That said, another question arises when discussing a woman’s desire to be sexy: when does beautification or sensuality cross over into vulgarity? According to the Oxford Dictionary, ‘vulgar’ refers to a lack of good taste or morals, especially as defined by ‘the upper classes of society’. I might view one person’s attire or language as crass, while someone else might view it as perfectly normal. So, in this context, could we not say that ‘vulgarity’ is simply in the eye of the beholder, subject to individual tastes and backgrounds? A second definition describes vulgarity as the ‘explicit and offensive reference to sex or bodily functions’. However, once again, what I find offensive may differ from someone else, and this usually relates to my personal upbringing, insecurities, traumas and so on. What makes one person comfortable might make another uncomfortable, but that shouldn’t necessarily be a reason to fear expressing ourselves or stop us from following a natural evolutionary path of testing boundaries to find our truth.

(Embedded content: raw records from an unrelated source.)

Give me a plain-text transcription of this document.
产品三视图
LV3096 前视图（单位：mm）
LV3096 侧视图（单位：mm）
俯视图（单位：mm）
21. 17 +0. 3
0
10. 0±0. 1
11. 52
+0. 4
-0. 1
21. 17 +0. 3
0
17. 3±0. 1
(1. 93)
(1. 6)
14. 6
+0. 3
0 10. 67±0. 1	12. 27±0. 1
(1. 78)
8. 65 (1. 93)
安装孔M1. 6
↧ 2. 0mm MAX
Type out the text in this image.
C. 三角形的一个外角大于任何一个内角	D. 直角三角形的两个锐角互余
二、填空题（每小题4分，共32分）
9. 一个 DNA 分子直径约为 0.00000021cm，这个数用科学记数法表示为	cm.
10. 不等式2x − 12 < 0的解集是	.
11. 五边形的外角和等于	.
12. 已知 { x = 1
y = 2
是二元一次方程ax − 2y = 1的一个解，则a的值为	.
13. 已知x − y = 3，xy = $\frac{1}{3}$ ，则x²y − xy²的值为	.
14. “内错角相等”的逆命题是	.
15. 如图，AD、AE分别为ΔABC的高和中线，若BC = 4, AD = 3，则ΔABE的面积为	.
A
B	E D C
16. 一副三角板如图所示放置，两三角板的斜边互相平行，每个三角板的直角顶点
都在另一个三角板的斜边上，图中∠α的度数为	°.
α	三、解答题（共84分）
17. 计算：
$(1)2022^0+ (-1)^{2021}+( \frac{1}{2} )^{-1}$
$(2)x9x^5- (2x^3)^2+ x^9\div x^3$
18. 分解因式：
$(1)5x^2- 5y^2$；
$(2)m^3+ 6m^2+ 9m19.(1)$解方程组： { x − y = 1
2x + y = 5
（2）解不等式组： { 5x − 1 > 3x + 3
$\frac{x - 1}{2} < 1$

An interesting point to consider as well is that when men feel comfortable in their sexuality and bodies, they tend to become more ‘feminine’. Think: Harry Styles, Elvis… perhaps, there is power in that? Female sexiness was born out of repression, following centuries of being told to hide ourselves. Men have also long been told to dress and behave in a certain way that confirms their identity as heterosexual males. Those who don’t easily fit into that category or who simply want to distance themselves from traditional gender stereotypes look to women and their feminine sides for inspiration. It’s further proof of how feminine beautification and sexiness can take the form of liberation.
To conclude, the real question isn’t whether a woman’s desire to be sexy is empowering. What is empowering is the act of being honest about her own desire. As is the message behind the UN’s exhibition, the answer doesn’t lie in the clothes (or lack thereof), but in whether the woman in question was robbed of choice. As Salma Hayek demonstrated, the most expensive thing a woman can wear is her brain. Let’s start picking at that instead of her clothing. As the saying goes, don’t judge a book by its cover; what’s written in the pages is so much more interesting.